Dumbing Us Down by former New York State Teacher of the Year John Taylor Gatto is a no-holds-barred critique of compulsory schooling.
In my next few blog posts, I’m going to share interesting passages from this book. I hope they will provoke both thought and discussion, and also serve as a boost to your motivation for educating your children at home.
At the risk of (or perhaps for the sake of) stirring up a bit of controversy, I’ll confess that it struck me that some of his comments regarding compulsory institutional schooling could apply to some school-at-home approaches which slavishly reproduce the institutional model without taking advantage of the freedom and individuality which home education makes possible.

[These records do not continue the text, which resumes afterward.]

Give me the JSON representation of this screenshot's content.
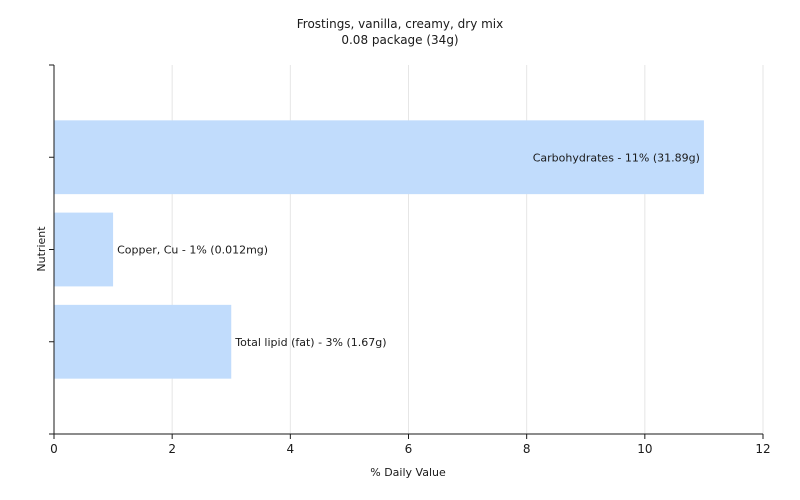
{
  "chart_data": {
    "type": "bar",
    "orientation": "horizontal",
    "title": "Frostings, vanilla, creamy, dry mix",
    "subtitle": "0.08 package (34g)",
    "xlabel": "% Daily Value",
    "ylabel": "Nutrient",
    "xlim": [
      0,
      12
    ],
    "xticks": [
      0,
      2,
      4,
      6,
      8,
      10,
      12
    ],
    "grid": true,
    "categories": [
      "Carbohydrates",
      "Copper, Cu",
      "Total lipid (fat)"
    ],
    "values": [
      11,
      1,
      3
    ],
    "data_labels": [
      "Carbohydrates - 11% (31.89g)",
      "Copper, Cu - 1% (0.012mg)",
      "Total lipid (fat) - 3% (1.67g)"
    ],
    "colors": {
      "bar": "#c1dcfc",
      "axis": "#1a1a1a",
      "grid": "#e6e6e6"
    }
  }
}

During 26 years as a public schoolteacher, Gatto “began to wonder, reluctantly, whether it was possible that being in school itself was what was dumbing them down. Was it possible that I had been hired not to enlarge children’s power, but to diminish it? That seemed crazy on the face of it, but slowly I began to realize that the bells and the confinement, the crazy sequences, the age-segregation, the lack of privacy, the constant surveillance, and all the rest of the national curriculum of schooling were designed exactly as if someone had set out to prevent children from learning how to think and act, to coax them into addiction and dependent behavior.” (p. xii)
Let’s all consider whether our own approaches to educating our children are at risk of preventing our children from learning how to think and act, of coaxing them into dependent behavior.